Editorial - Estadão
A divulgação da íntegra de um diálogo gravado entre Joesley Batista, dono da JBS, e um dos diretores de sua empresa, Ricardo Saud, revelou ao País, com toda a clareza, de que maneira criminosos confessos souberam explorar a sofreguidão do procurador-geral da República, Rodrigo Janot, em sua cruzada irresponsável para derrubar o presidente Michel Temer. A gravação do diálogo foi feita pelo próprio Joesley, supostamente sem querer, quando este e Saud preparavam o gravador para ser usado em uma das tantas armações que o empresário estava urdindo contra diversos políticos, entre os quais, como se sabe, o próprio Temer. Joesley repassou esse e outros áudios à Procuradoria-Geral no dia 31 passado, no momento em que circulavam informações segundo as quais a Polícia Federal havia encontrado sinais de diálogos apagados no gravador que o empresário entregou para perícia. Caso ficasse constatado que Joesley omitira algo da Procuradoria-Geral, o acordo de colaboração premiada que celebrou com Rodrigo Janot e que lhe valeu um inacreditável perdão judicial poderia ser rescindido.

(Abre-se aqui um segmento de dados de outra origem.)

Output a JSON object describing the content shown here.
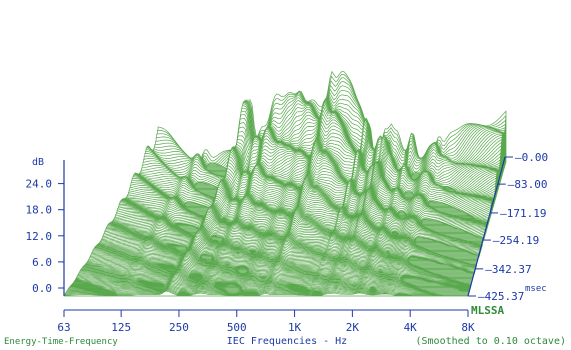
{
  "chart_data": {
    "type": "waterfall",
    "title": "Energy-Time-Frequency",
    "xlabel": "IEC Frequencies - Hz",
    "note": "(Smoothed to 0.10 octave)",
    "brand": "MLSSA",
    "x_ticks": [
      "63",
      "125",
      "250",
      "500",
      "1K",
      "2K",
      "4K",
      "8K"
    ],
    "x_range_hz": [
      63,
      8000
    ],
    "x_scale": "log",
    "db_unit": "dB",
    "db_ticks": [
      "24.0",
      "18.0",
      "12.0",
      "6.0",
      "0.0"
    ],
    "db_range": [
      -6,
      27
    ],
    "time_ticks": [
      "0.00",
      "83.00",
      "171.19",
      "254.19",
      "342.37",
      "425.37"
    ],
    "time_unit": "msec",
    "time_range_msec": [
      0,
      425.37
    ],
    "grid": false,
    "colors": {
      "trace": "#5aa84e",
      "axis": "#1c3aa8",
      "footer": "#2f8a3a",
      "background": "#ffffff"
    }
  }
}
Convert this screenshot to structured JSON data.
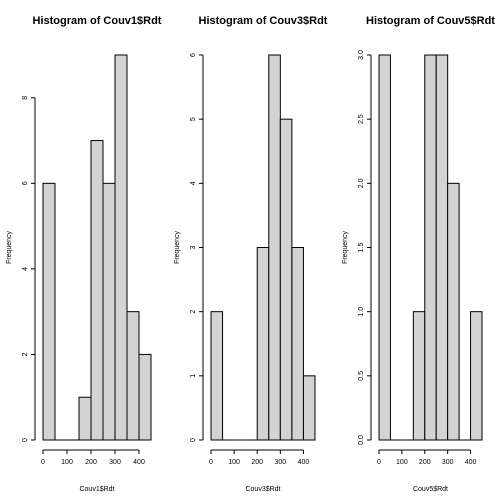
{
  "chart_data": [
    {
      "type": "bar",
      "title": "Histogram of Couv1$Rdt",
      "xlabel": "Couv1$Rdt",
      "ylabel": "Frequency",
      "bin_edges": [
        0,
        50,
        100,
        150,
        200,
        250,
        300,
        350,
        400,
        450
      ],
      "values": [
        6,
        0,
        0,
        1,
        7,
        6,
        9,
        3,
        2
      ],
      "xlim": [
        0,
        450
      ],
      "ylim": [
        0,
        9
      ],
      "xticks": [
        0,
        100,
        200,
        300,
        400
      ],
      "yticks": [
        0,
        2,
        4,
        6,
        8
      ],
      "ytick_labels": [
        "0",
        "2",
        "4",
        "6",
        "8"
      ],
      "bar_color": "#d3d3d3",
      "grid": false
    },
    {
      "type": "bar",
      "title": "Histogram of Couv3$Rdt",
      "xlabel": "Couv3$Rdt",
      "ylabel": "Frequency",
      "bin_edges": [
        0,
        50,
        100,
        150,
        200,
        250,
        300,
        350,
        400,
        450
      ],
      "values": [
        2,
        0,
        0,
        0,
        3,
        6,
        5,
        3,
        1
      ],
      "xlim": [
        0,
        450
      ],
      "ylim": [
        0,
        6
      ],
      "xticks": [
        0,
        100,
        200,
        300,
        400
      ],
      "yticks": [
        0,
        1,
        2,
        3,
        4,
        5,
        6
      ],
      "ytick_labels": [
        "0",
        "1",
        "2",
        "3",
        "4",
        "5",
        "6"
      ],
      "bar_color": "#d3d3d3",
      "grid": false
    },
    {
      "type": "bar",
      "title": "Histogram of Couv5$Rdt",
      "xlabel": "Couv5$Rdt",
      "ylabel": "Frequency",
      "bin_edges": [
        0,
        50,
        100,
        150,
        200,
        250,
        300,
        350,
        400,
        450
      ],
      "values": [
        3,
        0,
        0,
        1,
        3,
        3,
        2,
        0,
        1
      ],
      "xlim": [
        0,
        450
      ],
      "ylim": [
        0,
        3
      ],
      "xticks": [
        0,
        100,
        200,
        300,
        400
      ],
      "yticks": [
        0,
        0.5,
        1,
        1.5,
        2,
        2.5,
        3
      ],
      "ytick_labels": [
        "0.0",
        "0.5",
        "1.0",
        "1.5",
        "2.0",
        "2.5",
        "3.0"
      ],
      "bar_color": "#d3d3d3",
      "grid": false
    }
  ]
}
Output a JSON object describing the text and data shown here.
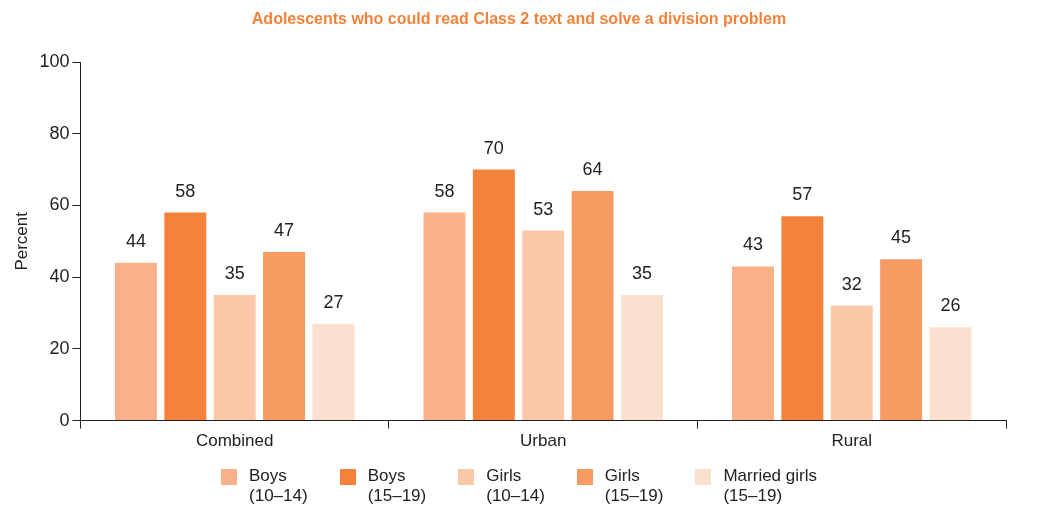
{
  "chart_data": {
    "type": "bar",
    "title": "Adolescents who could read Class 2 text and solve a division problem",
    "ylabel": "Percent",
    "categories": [
      "Combined",
      "Urban",
      "Rural"
    ],
    "series": [
      {
        "name": "Boys (10–14)",
        "color": "#f8b189",
        "values": [
          44,
          58,
          43
        ]
      },
      {
        "name": "Boys (15–19)",
        "color": "#f4823a",
        "values": [
          58,
          70,
          57
        ]
      },
      {
        "name": "Girls (10–14)",
        "color": "#fac8a8",
        "values": [
          35,
          53,
          32
        ]
      },
      {
        "name": "Girls (15–19)",
        "color": "#f69c62",
        "values": [
          47,
          64,
          45
        ]
      },
      {
        "name": "Married girls (15–19)",
        "color": "#fbdfcf",
        "values": [
          27,
          35,
          26
        ]
      }
    ],
    "ylim": [
      0,
      100
    ],
    "yticks": [
      0,
      20,
      40,
      60,
      80,
      100
    ],
    "grid": false,
    "legend": "bottom",
    "data_labels": true
  }
}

A versão corrente é que Joesley não sabia que entre os arquivos que entregou no dia 31 estava a espantosa conversa com Ricardo Saud, seu subordinado, participante ativo das mutretas engendradas pelo empresário. Como tudo nesse escandaloso episódio, porém, não é possível acreditar nas aparências. Só o que ficou absolutamente claro para todos nessa gravação é que Joesley pretendia fazer o País inteiro de bobo para escapar da Justiça e usou para isso o procurador-geral da República – resta saber se com a anuência deliberada deste ou apenas contando com a imprudência que não tem faltado a Janot.
A segurança de Joesley sobre o sucesso de sua tramoia era tanta que, no diálogo, ele garantiu, como falso matuto: “A realidade é: nós não vai ser preso. Vamos fazer tudo, mas nós não vai ser preso”.
Entre um drinque e outro, Joesley e Saud, como camaradas em um botequim, falaram de mulheres, de corrupção e de como era fácil entregar o que os procuradores da República queriam para, em troca, ganhar a doce liberdade. A chave era tratar todos os políticos como criminosos, exatamente como pretendem certos paladinos do Ministério Público. “É só começar a chamar esse povo (os políticos) de bandido. Esses vagabundo bandido, assim”, explica Joesley, de maneira didática. A isso, o empresário chamou de “falar a língua” dos procuradores.
Não é de hoje que parte dos procuradores da República envolvidos na luta contra a corrupção, especialmente Rodrigo Janot, parece ter entendido que seu trabalho é realizar o saneamento da vida política nacional, razão pela qual quem quer que lhes ofereça qualquer fiapo de denúncia contra qualquer político, de preferência as mais graúdas autoridades da República, será considerado confiável e terá tratamento de colaborador. Joesley percebeu isso e tratou de bolar um plano para entregar o prêmio máximo: o presidente da República.
O estratagema incluía, segundo se confirma pelos diálogos, a ajuda de pelo menos um auxiliar direto de Rodrigo Janot, o procurador Marcelo Miller, que mais tarde deixaria a Procuradoria-Geral e seria contratado pelo escritório de advocacia que fez o acordo de leniência da JBS. “Nós somos do serviço, né? (A gente) vai acabar virando amigo desse Ministério Público, você vai ver”, disse Joesley ao subordinado. “Nós vai virar amigo desse Janot. Nós vai virar funcionário desse Janot”, prosseguiu, dando gostosas gargalhadas.
Há trechos nos diálogos que indicam a suposta participação de outros procuradores na articulação de Joesley para obter o acordo de delação premiada, que incluiu o grampo por meio do qual o empresário tentou incriminar o presidente Michel Temer. E há uma perturbadora menção ao próprio procurador-geral: “O Janot está sabendo”, diz Joesley.
Para coroar a desfaçatez, Joesley divulgou nota em que diz que tudo o que falou naquela gravação “não é verdade” e pede “as mais sinceras desculpas por esse ato vergonhoso e desrespeitoso”. Escarnecendo do País, Joesley tenta assim salvar o generoso acordo que Janot lhe deu de presente. Já o procurador-geral terá de se esforçar bem mais para salvar o que resta de dignidade em sua biografia.